O resto não dissimulado

 

Mesmo, viveu em tempos escuros.
Os tempos clarearam.
Os tempos escureceram.
Quando a claridade diz, eu sou a escuridão
Disse a verdade
Quando a escuridão diz, eu sou
A claridade, não mente

Se a própria relação com o Esclarecimento teatral em Brecht parece envolver as extremidades de um projeto literário tensionado no confronto entre claridade e zonas de sombra produzidas pelo movimento interno do próprio material, o olhar de Heiner Müller procura deduzir desta dinâmica uma nova ordem de grandeza. O circunstante inicial ("wirklich") parece pressupor um gesto enfático, quase didático; de fato, seria preciso reconhecer a opacidade do "capítulo incandescente" do Reich de Mil anos como a consumação da trajetória colonial do Esclarecimento europeu, realizando a "Grande Verdade" das relações produtivas, um relógio que o fascismo empenha-se em adiantar e sobre o qual, no exílio, Brecht procurava elaborar uma síntese que, ironicamente, racionalizava o horror e o excluía do próprio território de verossimilhança artística de seu material, na opção pela forma parábola. Por outro lado, ao problematizar o teatro, Brecht colocou-se na situação paradoxal de desempenhar a teoria e de elevá-la a uma dimensão ficcional.

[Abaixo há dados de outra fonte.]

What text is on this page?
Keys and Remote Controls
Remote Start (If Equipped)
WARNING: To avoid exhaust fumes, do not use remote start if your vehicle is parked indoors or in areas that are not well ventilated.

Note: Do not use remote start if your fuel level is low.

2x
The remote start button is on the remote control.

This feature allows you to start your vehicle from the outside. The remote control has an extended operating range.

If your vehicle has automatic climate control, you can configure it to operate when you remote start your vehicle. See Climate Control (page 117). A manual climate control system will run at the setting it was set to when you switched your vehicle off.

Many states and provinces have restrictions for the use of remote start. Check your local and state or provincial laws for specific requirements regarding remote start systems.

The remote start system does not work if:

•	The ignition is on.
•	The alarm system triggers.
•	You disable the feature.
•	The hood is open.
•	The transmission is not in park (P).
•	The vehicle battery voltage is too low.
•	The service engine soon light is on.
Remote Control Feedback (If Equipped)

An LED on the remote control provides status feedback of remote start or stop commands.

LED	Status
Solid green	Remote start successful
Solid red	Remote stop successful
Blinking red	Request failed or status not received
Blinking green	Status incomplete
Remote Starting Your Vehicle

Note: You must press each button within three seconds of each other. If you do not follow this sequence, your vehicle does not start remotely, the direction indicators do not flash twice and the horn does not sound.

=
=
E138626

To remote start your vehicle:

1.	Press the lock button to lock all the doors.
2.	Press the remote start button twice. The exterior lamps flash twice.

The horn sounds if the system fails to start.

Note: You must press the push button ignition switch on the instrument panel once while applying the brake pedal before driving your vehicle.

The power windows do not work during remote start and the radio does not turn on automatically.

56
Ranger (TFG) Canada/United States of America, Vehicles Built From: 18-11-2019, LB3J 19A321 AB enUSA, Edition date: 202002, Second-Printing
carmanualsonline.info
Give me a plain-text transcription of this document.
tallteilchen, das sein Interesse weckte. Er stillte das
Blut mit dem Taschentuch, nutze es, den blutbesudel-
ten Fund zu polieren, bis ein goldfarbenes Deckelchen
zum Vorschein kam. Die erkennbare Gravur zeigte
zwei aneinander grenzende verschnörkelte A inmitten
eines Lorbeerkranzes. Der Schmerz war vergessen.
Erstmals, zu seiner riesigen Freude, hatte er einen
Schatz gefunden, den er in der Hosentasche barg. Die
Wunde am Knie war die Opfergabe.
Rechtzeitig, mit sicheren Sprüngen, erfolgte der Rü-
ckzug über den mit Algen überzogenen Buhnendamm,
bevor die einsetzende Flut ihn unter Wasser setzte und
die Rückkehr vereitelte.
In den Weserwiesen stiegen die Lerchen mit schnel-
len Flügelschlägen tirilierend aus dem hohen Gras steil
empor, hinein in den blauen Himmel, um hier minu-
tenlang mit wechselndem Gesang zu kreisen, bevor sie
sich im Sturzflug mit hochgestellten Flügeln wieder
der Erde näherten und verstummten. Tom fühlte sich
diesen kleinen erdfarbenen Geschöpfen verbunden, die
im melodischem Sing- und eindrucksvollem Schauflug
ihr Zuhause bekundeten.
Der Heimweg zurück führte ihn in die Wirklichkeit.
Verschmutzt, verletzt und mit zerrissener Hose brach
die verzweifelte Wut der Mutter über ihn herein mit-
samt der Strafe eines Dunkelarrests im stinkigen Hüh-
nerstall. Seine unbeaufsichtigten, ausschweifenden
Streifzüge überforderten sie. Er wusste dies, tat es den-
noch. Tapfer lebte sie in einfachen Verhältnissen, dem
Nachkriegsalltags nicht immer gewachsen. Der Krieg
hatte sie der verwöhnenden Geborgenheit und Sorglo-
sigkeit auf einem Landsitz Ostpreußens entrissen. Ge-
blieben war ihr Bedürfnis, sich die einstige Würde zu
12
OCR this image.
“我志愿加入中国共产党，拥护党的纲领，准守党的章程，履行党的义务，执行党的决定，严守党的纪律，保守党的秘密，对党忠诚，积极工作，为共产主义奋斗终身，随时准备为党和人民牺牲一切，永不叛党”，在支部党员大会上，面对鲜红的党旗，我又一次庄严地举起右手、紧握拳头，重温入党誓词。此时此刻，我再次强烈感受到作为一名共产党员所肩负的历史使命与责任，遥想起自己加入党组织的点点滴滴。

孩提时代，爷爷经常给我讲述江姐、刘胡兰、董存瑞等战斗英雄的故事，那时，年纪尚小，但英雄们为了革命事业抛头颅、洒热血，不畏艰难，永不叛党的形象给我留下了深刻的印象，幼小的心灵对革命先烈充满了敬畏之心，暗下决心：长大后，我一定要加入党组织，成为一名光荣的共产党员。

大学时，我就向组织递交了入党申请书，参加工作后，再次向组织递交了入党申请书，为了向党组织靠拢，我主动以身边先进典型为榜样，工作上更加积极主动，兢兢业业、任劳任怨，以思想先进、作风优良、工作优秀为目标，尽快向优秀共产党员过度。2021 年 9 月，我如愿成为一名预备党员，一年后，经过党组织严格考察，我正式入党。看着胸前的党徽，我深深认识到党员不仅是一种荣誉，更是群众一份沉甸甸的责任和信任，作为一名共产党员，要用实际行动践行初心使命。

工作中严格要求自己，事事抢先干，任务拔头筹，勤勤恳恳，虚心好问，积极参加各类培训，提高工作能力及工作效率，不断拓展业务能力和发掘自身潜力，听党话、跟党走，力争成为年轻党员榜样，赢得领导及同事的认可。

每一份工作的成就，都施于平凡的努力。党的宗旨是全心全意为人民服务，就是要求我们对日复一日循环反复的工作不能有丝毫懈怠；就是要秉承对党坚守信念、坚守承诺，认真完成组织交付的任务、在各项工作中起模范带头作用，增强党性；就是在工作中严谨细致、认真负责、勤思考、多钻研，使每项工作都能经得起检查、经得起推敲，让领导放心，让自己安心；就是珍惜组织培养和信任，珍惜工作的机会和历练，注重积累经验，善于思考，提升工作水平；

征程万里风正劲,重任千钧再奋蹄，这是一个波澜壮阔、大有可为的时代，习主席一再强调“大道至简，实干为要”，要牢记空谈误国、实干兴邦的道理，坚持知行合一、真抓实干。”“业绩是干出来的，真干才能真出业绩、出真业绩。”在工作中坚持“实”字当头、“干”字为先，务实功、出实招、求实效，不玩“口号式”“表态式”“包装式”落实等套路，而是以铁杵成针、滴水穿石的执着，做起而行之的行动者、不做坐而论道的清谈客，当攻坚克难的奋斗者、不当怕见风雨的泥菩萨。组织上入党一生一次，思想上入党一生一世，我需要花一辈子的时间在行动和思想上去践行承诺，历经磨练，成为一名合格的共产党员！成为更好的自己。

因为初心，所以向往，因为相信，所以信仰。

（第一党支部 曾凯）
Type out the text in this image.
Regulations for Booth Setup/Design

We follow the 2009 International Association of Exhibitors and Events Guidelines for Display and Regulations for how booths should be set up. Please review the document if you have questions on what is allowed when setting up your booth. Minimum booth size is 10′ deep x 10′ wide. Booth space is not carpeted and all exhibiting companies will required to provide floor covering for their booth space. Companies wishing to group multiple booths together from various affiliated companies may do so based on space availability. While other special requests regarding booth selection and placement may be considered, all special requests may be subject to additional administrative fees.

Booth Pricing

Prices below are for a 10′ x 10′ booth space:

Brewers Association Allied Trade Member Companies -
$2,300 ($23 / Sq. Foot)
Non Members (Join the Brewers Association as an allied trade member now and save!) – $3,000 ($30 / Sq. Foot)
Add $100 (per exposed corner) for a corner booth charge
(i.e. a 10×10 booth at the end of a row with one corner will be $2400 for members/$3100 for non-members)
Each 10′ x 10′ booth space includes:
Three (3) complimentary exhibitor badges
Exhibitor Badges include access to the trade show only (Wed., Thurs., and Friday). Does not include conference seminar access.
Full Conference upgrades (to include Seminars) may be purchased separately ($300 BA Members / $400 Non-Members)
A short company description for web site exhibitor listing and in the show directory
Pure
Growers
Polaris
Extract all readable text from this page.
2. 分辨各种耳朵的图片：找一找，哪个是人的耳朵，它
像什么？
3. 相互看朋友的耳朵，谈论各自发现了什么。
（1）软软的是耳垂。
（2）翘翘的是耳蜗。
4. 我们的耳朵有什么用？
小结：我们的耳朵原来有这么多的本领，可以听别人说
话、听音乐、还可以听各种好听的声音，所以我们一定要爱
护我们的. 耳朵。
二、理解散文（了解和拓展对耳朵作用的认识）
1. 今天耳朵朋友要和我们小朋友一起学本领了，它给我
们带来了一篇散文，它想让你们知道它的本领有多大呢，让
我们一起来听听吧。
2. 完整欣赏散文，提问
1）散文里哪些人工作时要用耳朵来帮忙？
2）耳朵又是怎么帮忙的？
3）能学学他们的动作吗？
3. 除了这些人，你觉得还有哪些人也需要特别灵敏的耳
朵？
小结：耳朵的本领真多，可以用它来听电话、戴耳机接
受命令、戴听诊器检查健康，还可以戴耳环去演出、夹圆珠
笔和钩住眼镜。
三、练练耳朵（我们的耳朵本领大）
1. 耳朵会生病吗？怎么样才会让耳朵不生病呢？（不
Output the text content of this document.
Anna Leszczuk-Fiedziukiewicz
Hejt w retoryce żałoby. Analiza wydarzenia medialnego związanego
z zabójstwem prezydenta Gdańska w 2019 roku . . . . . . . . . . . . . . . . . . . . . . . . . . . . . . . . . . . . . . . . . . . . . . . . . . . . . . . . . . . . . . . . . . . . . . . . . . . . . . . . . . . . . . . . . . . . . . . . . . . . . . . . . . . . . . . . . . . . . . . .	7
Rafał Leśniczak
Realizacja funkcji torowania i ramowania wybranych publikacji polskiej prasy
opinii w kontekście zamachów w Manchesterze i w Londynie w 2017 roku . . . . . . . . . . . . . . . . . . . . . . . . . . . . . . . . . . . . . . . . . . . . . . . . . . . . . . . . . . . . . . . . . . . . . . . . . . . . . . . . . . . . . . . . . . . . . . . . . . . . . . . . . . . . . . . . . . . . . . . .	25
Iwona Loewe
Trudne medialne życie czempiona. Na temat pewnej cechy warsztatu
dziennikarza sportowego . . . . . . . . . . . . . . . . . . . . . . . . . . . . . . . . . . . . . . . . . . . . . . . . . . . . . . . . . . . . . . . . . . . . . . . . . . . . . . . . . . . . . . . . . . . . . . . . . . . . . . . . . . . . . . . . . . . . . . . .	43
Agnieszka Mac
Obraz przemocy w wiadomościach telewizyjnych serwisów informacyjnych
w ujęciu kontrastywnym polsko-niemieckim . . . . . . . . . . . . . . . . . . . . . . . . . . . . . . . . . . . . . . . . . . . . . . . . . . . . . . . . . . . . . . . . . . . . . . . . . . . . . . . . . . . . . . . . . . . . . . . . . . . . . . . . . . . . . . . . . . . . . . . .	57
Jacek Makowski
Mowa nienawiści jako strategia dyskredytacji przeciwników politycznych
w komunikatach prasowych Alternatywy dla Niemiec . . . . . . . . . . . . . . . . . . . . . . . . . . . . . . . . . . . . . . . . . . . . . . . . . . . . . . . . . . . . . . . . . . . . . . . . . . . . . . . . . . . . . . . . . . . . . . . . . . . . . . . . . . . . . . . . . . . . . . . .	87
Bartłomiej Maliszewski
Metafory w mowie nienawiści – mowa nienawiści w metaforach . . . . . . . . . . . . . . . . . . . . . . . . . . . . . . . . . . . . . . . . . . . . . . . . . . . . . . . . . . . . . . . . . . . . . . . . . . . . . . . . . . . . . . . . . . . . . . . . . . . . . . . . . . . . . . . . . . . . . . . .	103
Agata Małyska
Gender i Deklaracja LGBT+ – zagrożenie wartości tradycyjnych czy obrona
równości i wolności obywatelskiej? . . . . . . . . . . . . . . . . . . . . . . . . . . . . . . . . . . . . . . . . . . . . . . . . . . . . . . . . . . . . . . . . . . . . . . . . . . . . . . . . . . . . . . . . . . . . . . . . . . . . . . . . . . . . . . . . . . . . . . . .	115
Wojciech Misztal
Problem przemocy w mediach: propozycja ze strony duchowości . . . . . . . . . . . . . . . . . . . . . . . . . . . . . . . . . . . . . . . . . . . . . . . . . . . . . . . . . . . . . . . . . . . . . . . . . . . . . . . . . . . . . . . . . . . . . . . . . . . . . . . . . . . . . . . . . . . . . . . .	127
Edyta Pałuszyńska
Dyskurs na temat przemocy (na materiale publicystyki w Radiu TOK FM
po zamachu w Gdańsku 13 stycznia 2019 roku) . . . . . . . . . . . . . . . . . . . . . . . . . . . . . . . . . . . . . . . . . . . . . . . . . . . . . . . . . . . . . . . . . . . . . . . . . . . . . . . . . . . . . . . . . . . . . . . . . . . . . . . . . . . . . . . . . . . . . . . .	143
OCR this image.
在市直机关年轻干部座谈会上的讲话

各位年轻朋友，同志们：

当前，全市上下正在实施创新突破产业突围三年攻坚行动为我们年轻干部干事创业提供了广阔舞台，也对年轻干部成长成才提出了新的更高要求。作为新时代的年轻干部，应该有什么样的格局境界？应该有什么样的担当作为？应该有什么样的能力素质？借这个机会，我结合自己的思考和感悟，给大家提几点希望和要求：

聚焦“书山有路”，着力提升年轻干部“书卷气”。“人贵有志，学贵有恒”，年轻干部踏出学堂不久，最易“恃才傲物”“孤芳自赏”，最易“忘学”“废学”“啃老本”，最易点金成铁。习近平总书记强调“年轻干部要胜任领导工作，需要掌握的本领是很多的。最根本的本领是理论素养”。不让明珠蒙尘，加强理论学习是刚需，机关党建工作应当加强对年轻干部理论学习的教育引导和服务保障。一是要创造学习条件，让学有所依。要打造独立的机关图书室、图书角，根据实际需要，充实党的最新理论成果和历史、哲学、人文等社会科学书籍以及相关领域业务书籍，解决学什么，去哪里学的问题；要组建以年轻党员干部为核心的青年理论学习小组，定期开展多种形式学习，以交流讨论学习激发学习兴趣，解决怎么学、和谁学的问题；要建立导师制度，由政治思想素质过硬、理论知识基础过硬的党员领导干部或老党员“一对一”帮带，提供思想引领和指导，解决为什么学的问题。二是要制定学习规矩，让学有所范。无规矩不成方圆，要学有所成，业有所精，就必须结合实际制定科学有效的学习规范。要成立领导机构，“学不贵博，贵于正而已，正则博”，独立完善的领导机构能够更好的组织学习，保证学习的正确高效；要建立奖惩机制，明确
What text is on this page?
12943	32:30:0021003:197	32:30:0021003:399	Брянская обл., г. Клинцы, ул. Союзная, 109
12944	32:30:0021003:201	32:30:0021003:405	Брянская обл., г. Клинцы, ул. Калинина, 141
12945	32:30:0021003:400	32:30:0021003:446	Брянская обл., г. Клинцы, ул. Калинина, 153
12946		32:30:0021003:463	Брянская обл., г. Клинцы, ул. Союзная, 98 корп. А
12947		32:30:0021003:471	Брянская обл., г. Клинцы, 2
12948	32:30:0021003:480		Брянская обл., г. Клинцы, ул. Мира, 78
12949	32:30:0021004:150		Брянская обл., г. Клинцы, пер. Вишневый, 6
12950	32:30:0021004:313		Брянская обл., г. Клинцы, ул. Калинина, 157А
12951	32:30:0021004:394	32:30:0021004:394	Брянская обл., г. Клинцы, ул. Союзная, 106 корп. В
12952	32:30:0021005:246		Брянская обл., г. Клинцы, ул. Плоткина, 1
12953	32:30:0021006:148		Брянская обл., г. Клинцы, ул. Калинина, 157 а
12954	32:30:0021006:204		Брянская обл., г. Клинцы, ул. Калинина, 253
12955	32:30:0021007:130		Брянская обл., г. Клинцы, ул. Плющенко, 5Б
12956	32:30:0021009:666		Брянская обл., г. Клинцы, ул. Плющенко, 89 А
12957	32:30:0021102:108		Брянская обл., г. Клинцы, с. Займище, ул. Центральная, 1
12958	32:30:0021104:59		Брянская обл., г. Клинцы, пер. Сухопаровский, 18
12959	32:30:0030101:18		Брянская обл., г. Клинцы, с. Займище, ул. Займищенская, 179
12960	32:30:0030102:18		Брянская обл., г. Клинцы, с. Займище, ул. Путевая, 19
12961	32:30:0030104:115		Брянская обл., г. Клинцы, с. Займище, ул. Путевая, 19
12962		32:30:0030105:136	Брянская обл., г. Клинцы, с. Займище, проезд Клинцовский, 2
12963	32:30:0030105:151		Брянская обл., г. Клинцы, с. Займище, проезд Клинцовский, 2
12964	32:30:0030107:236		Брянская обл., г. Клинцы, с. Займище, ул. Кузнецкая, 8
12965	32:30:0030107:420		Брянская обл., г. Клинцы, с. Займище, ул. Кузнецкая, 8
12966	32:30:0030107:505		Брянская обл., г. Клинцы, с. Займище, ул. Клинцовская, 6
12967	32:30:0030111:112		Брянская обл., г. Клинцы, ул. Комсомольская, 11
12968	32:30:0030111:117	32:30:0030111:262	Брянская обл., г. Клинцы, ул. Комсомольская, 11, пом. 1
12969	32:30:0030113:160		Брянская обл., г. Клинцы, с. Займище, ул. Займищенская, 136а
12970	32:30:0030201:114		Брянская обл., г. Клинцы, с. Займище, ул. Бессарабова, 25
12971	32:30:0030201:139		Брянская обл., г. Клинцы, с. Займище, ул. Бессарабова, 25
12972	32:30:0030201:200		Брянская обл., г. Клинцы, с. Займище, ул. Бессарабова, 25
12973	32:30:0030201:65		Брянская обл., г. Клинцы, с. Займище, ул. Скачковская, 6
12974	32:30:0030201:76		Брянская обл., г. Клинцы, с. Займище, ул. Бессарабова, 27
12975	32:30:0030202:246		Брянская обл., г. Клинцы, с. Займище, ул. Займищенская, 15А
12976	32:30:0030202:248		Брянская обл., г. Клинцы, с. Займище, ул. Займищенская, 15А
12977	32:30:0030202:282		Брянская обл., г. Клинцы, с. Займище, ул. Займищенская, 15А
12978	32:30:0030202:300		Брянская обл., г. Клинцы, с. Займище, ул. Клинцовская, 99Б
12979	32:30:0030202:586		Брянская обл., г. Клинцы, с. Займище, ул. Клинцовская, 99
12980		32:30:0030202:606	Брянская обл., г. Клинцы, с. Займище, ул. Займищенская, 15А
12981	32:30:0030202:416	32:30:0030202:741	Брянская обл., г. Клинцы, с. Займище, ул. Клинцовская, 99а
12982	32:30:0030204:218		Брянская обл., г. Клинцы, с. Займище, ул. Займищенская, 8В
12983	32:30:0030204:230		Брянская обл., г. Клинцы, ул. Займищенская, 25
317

Mas o "espelho" de Brecht não é o mesmo dos partidários do reflexo e não decalca a realidade, mas a reconstrói, evidenciando e refuncionalizando o caráter técnico/arqueológico das imagens. Nesta ótica, dificilmente poderíamos falar de espelho, ou mesmo numa continuidade orgânica e naturalista entre a realidade e aquilo que é formado no material, embora a imagem de um espelho retrovisor não seria inadequada no sentido prospectivo que Brecht atribuía à tradição e à pedagogia que lhe é imanente, inscrevendo a legibilidade de seu projeto numa totalidade operante que se produz e se nega nos modelos produtivos que forja.

O par claridade e opacidade, contudo, não compõe apenas uma polaridade linear. No domínio da necessidade e da causalidade mecânica são antípodas e definem-se pela exclusão recíproca. A vocação expansiva da obra estende seus predicados ao sujeito que se naturaliza. Mas a estrutura narrativa desta parábola mimetiza e subverte esta distância esclarecida, naturalizando estes atributos na causalidade cega do movimento até que uma nova reflexividade determine uma revolução copernicana da cena. O gesto soberano do primeiro verso parecia implicar uma divisão nítida do mundo entre "nós" e "eles", ainda presente em Furcht und Elend, cujo triunfo como "Erfolg" (êxito) deriva, mais uma ironia objetiva, de seu naturalismo, entre aqueles investidos na certeza histórica, sob a linha virtual que permeia seu tecido cênico, ainda capazes de reconhecer entre as forças racionais e irracionais no processo histórico.

Quando personalizadas, porém, estas duas ordens de grandeza naturais somente podem definir-se de modo mediado pelo discurso: uma deverá afirmar-se através do outra sem anulá-la. É através desta prosa dos elementos que a temporalidade torna-se histórica e constitutiva. O intervalo entre ambas não é vazio e a oscilação entre estes versos é indicativa da impossibilidade mesma em se fixar o que permanece em movimento permanente e não se permite capturar por categorias anacrônicas, cifrando uma forma de universalidade que se afirma e subtrai à sua própria imediaticidade e contingência. Ou por outra, da orquestração destes elementos surgirá um limiar que abrange simultaneamente os dois campos que é, por definição, o terreno onde não cabe juízo teleológico, anônimo como os últimos versos de Der Horatier, um resto anônimo que permanecerá para sempre além do horizonte.

Alternando dois campos de visão, o perfil de Müller visa à refração produzida na fronteira entre ambos, à "inundação" do presente pela "maré" da força ontologizante da traditio e pela avaliação das ilusões necessárias, no caso de Brecht, motivadas por razões estratégicas no plano ideológico, contaminando sua própria eficácia ("Wirkung"). É justamente desta proximidade máxima com o epicentro do projeto brechtiano que se produz uma diferenciação e continuidade como pouco se observou na arte moderna.

 

 

xvi - MÜLLER, Heiner. In: Medeamaterial e outros textos. (Tradução Christine Roehrig e Marcos Renaux). São Paulo, Paz e Terra, 1993, p. 75.